Os Partidos e alguns militantes

Sempre tive o propósito de procurar distinguir o que representa um Partido Político de certas acções de alguns militantes, acções nem sempre correctas.
Um Partido vele pelo seu programa, onde devem reflectir-se as convicções políticas, os princípios e valores, que são a razão da sua existência e que devem ser postos em prática em prol de uma melhor sociedade.

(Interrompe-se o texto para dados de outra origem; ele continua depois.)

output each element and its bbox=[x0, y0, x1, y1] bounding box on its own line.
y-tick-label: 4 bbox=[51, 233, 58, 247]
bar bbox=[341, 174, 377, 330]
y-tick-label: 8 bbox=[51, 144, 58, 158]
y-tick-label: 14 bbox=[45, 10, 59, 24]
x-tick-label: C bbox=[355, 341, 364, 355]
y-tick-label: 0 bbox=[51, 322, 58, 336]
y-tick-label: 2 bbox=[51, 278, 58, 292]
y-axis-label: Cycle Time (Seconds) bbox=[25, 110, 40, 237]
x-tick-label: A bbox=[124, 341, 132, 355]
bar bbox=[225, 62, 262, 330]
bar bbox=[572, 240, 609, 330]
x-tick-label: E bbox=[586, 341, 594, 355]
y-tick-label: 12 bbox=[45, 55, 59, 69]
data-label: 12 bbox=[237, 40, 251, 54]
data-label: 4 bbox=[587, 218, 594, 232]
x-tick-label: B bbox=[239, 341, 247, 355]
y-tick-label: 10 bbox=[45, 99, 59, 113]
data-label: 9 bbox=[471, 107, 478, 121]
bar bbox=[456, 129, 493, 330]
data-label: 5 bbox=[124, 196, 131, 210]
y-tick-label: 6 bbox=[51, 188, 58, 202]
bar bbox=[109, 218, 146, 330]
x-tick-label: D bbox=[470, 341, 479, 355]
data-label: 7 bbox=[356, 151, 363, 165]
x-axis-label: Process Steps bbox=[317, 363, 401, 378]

Os militantes que o devem servir sempre com entusiasmo mas sempre também com ética e seriedade, alguns desses dão, por vezes, mais valor às suas posições e ambições pessoais, levando-os a quezílias, intrigas e malquerenças em relação a outros, o que fomenta divisões internas, que podem prejudicar o próprio Partido.
Mas, nunca este se deve confundir com as acções individuais e nem sempre bem ponderadas de certos militantes.
Há, sim, que encontrar os meios precisos para fazer ver aos seus autores a incorrecção com que procedem e, depois, continuar, dentro do Partido a lutar pelos princípios e matrizes que o caracterizam.
Só quando o Partido se afasta abertamente ou mesmo renega tais matrizes, pode admitir-se o seu abandono.
É que, na verdade, em todos os Partidos há sempre quem se deixe levar por interesses pessoais, por ambições desmedidas, por antipatias em relação a outros, provocando maus ambientes.
Só que o Partido é uma coisa outra são os militantes que não o sabem ser com civismo, com educação, com coerência, com lealdade e seriedade.
Qualquer Partido precisa da unidade no seu seio, para que mais facilmente possa alcançar as suas principais finalidades.
E, algumas vezes, para se afirmar como realidade essa unidade, necessário se torna que, com humildade democrática se “ engulam sapos “ , como se costuma dizer-se pondo acima de tudo o interesse partidário.